Sunday, February 11, 2007

Seeking the True Promise: the Difficulty of Forming Cartels

My last two posts were inspired by recent news articles in the field of economics. While newspapers and magazines are important sources of reports on current events, blogs also provide interesting and valuable information that enhances our understanding of the world around us. For the general public who are uninterested in studying data and figures, reading economic news can be boring or overwhelming. Some authorities in the field, however, make enlightening, witty, and engaging comments in their blogs, which encourage people to examine some of the major issues. In my time of research this week I explored blogs written by university professors and economists and found two posts to be especially informative and humorous. One of the posts discusses the difficulties of establishing collusion in the classroom; the other mentions that the reluctance to cooperate in the international community hinders efforts to prevent global warming. The permanent links to the posts as well as my own comments can be found below.

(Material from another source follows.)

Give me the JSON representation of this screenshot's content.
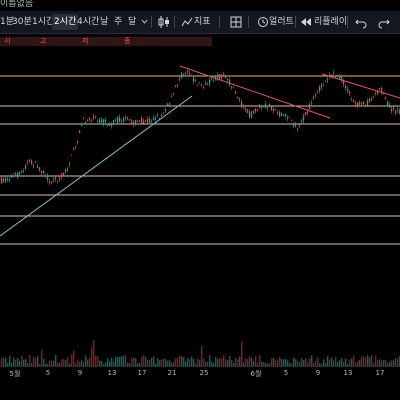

As a student of economics I have witnessed many attempts made by my classmates to collectively cut back studying. Unfortunately all of the collusion efforts, as predicted by Professor Caplan, ended in failure. When my high school economics teacher encouraged the class to organize a boycott against his final, no one believed that he was serious, for we all thought forming a cartel would be easy—at least easier than studying for a cumulative exam. Had we understood the four big reasons, we would not haven been so optimistic. I must admit that I am a “hold-out,” always reluctant to participate in the collusion because I love studying economics. I act as a consumer deriving satisfaction from my education rather than as a firm trying to maintain high price, or high grade in this case. My level of utility does not depend solely on my grade in a positive and linear relationship; instead I have indifference curves mapped on two axes—“economic wisdom accumulated” and “points received on the exam.” I would enjoy the same level of utility if I learn the material but fail the exam or if I learn nothing but receive an A. If I study and earn an A as a result, however, my indifference curve and thus my level of happiness would be much higher than under the two previous conditions. Of course not all of my classmates share my interest. So I agree that heterogeneity is an important cause of the failure of collusion in the classroom.

Permanent Link: EconLog

Dr. Roberts’s argument treats China and the U.S. as two firms in a cartel trying to maintain low level of pollution. If both countries honor the Kyoto treaty, they benefit from the slowing down of global warming. Because reducing greenhouse gas emission leads to a decrease of output, however, if one country keeps its promise while the other continues to pollute, the GDP of the latter would increase at the cost of that of the former. Dr. Roberts predicts that China will not reduce gas emission and suggests that the U.S. should not do so either. But according to Qin Dahe, who co-chairs the Chinese intergovernmental panel on climate change (IPCC) working group, China has set “the goal of cutting its energy consumption by 20 percent per unit of GDP in the period from 2006 to 2010” and has already “reduced emissions by some 800 million tons of coal equivalent from 1991 to 2005.” Qin also states that China’s “forests, grasslands and natural reserves have helped absorb another 3.06 billion tons.” If these data are accurate, the U.S. should, perhaps, make an effort to cut back emission as well. After all, assuming the worst from the partner firm is not the best attitude with which to start collusion.